Most veterans came home to public neglect. Government benefits were less generous to Vietnam veterans than they had been to those of the previous two wars. While two-thirds of Vietnam veterans said that they would serve again, and while most veterans readjusted well to civilian life, some suffered long after the war ended. The Veterans Administration estimated that nearly one-sixth of the veterans suffered from post-traumatic stress disorder, experiencing recurring nightmares, feelings of guilt and shame, violence, substance abuse, and suicidal tendencies. Thirty years after performing army intelligence work in Saigon, Doris Allen "still hit the floor sometimes when [she heard] loud bangs." Some who had served in Vietnam began to report birth defects, cancer, severe skin disorders, and other ailments. Veterans claimed a link between those illnesses and Agent Orange, which had exposed many to the deadly poison dioxin in Vietnam. In 1991, Congress began to provide assistance to veterans with diseases linked to the poison.

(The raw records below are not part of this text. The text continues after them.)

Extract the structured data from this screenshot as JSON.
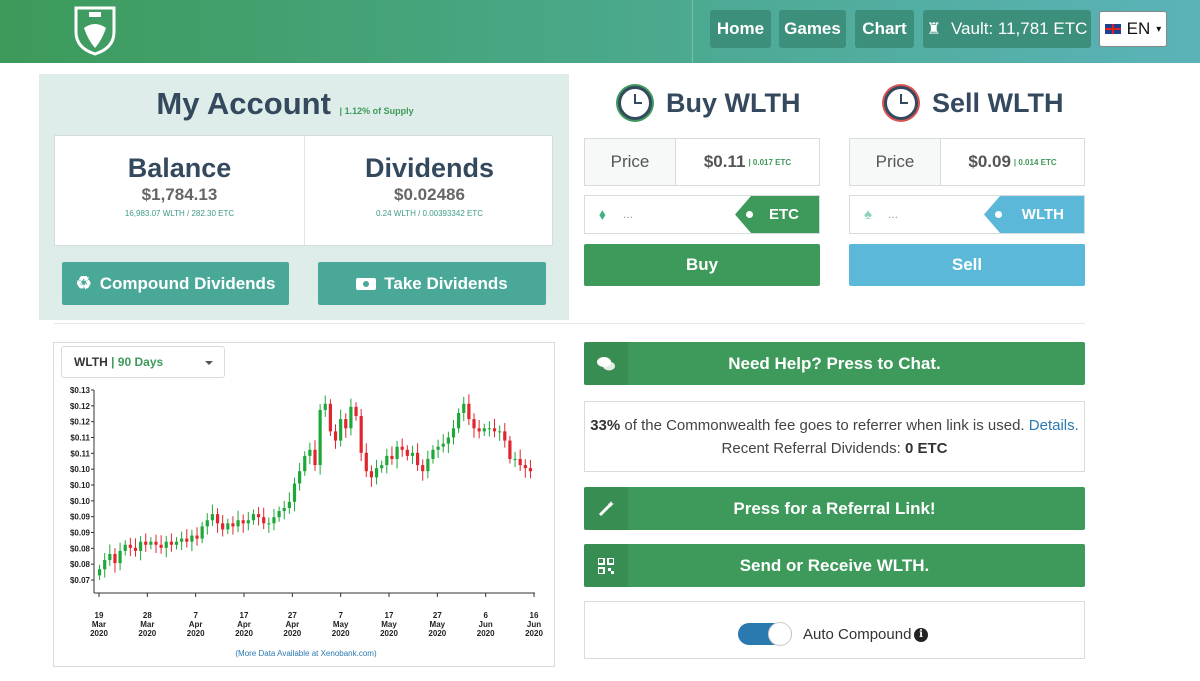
{
  "nav": {
    "home": "Home",
    "games": "Games",
    "chart": "Chart",
    "vault": "Vault: 11,781 ETC",
    "lang": "EN"
  },
  "account": {
    "title": "My Account",
    "supply": "| 1.12% of Supply",
    "balance_label": "Balance",
    "balance_value": "$1,784.13",
    "balance_sub": "16,983.07 WLTH / 282.30 ETC",
    "dividends_label": "Dividends",
    "dividends_value": "$0.02486",
    "dividends_sub": "0.24 WLTH / 0.00393342 ETC",
    "compound_btn": "Compound Dividends",
    "take_btn": "Take Dividends"
  },
  "buy": {
    "title": "Buy WLTH",
    "price_label": "Price",
    "price_value": "$0.11",
    "price_sub": "| 0.017 ETC",
    "placeholder": "...",
    "currency": "ETC",
    "button": "Buy"
  },
  "sell": {
    "title": "Sell WLTH",
    "price_label": "Price",
    "price_value": "$0.09",
    "price_sub": "| 0.014 ETC",
    "placeholder": "...",
    "currency": "WLTH",
    "button": "Sell"
  },
  "chart_select": {
    "token": "WLTH",
    "sep": " | ",
    "range": "90 Days"
  },
  "chart_footer": "(More Data Available at Xenobank.com)",
  "help_btn": "Need Help? Press to Chat.",
  "referral": {
    "pct": "33%",
    "text": " of the Commonwealth fee goes to referrer when link is used. ",
    "details": "Details.",
    "recent_label": "Recent Referral Dividends: ",
    "recent_value": "0 ETC"
  },
  "ref_link_btn": "Press for a Referral Link!",
  "send_btn": "Send or Receive WLTH.",
  "auto_compound": "Auto Compound",
  "colors": {
    "green": "#3d9a5a",
    "teal": "#4aa898",
    "sell_blue": "#5bb8d8",
    "up": "#1ea83a",
    "down": "#e0252f"
  },
  "chart_data": {
    "type": "candlestick",
    "y_ticks": [
      "$0.13",
      "$0.12",
      "$0.12",
      "$0.11",
      "$0.11",
      "$0.10",
      "$0.10",
      "$0.10",
      "$0.09",
      "$0.09",
      "$0.08",
      "$0.08",
      "$0.07"
    ],
    "x_ticks": [
      {
        "d": "19",
        "m": "Mar",
        "y": "2020"
      },
      {
        "d": "28",
        "m": "Mar",
        "y": "2020"
      },
      {
        "d": "7",
        "m": "Apr",
        "y": "2020"
      },
      {
        "d": "17",
        "m": "Apr",
        "y": "2020"
      },
      {
        "d": "27",
        "m": "Apr",
        "y": "2020"
      },
      {
        "d": "7",
        "m": "May",
        "y": "2020"
      },
      {
        "d": "17",
        "m": "May",
        "y": "2020"
      },
      {
        "d": "27",
        "m": "May",
        "y": "2020"
      },
      {
        "d": "6",
        "m": "Jun",
        "y": "2020"
      },
      {
        "d": "16",
        "m": "Jun",
        "y": "2020"
      }
    ],
    "ylim": [
      0.0685,
      0.1305
    ],
    "closes": [
      0.072,
      0.075,
      0.077,
      0.074,
      0.078,
      0.08,
      0.079,
      0.078,
      0.081,
      0.08,
      0.081,
      0.08,
      0.079,
      0.081,
      0.08,
      0.081,
      0.082,
      0.081,
      0.083,
      0.082,
      0.086,
      0.088,
      0.09,
      0.087,
      0.085,
      0.087,
      0.086,
      0.088,
      0.087,
      0.088,
      0.09,
      0.089,
      0.087,
      0.087,
      0.089,
      0.091,
      0.092,
      0.094,
      0.1,
      0.104,
      0.109,
      0.111,
      0.106,
      0.124,
      0.126,
      0.117,
      0.114,
      0.121,
      0.118,
      0.125,
      0.122,
      0.11,
      0.104,
      0.102,
      0.105,
      0.106,
      0.109,
      0.108,
      0.112,
      0.111,
      0.109,
      0.11,
      0.106,
      0.104,
      0.108,
      0.111,
      0.112,
      0.113,
      0.115,
      0.118,
      0.123,
      0.126,
      0.121,
      0.118,
      0.117,
      0.118,
      0.118,
      0.117,
      0.117,
      0.114,
      0.108,
      0.108,
      0.106,
      0.105,
      0.104
    ]
  }
}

By then, the climate had changed. The war began to enter the realm of popular culture, with novels, TV shows, and hit movies depicting a broad range of military experience — from soldiers reduced to brutality, to men and women serving with courage and integrity. The incorporation of the Vietnam War into the collective experience was symbolized most dramatically in the Vietnam Veterans Memorial unveiled in Washington, D.C., in November 1982. Designed by Yale architecture student Maya Lin, the black, V-shaped wall inscribed with the names of 58,200 men and women lost in the war became one of the most popular sites in the nation's capital. In an article describing the memorial's dedication, a Vietnam combat veteran spoke to and for his former comrades: "Welcome home. The war is over."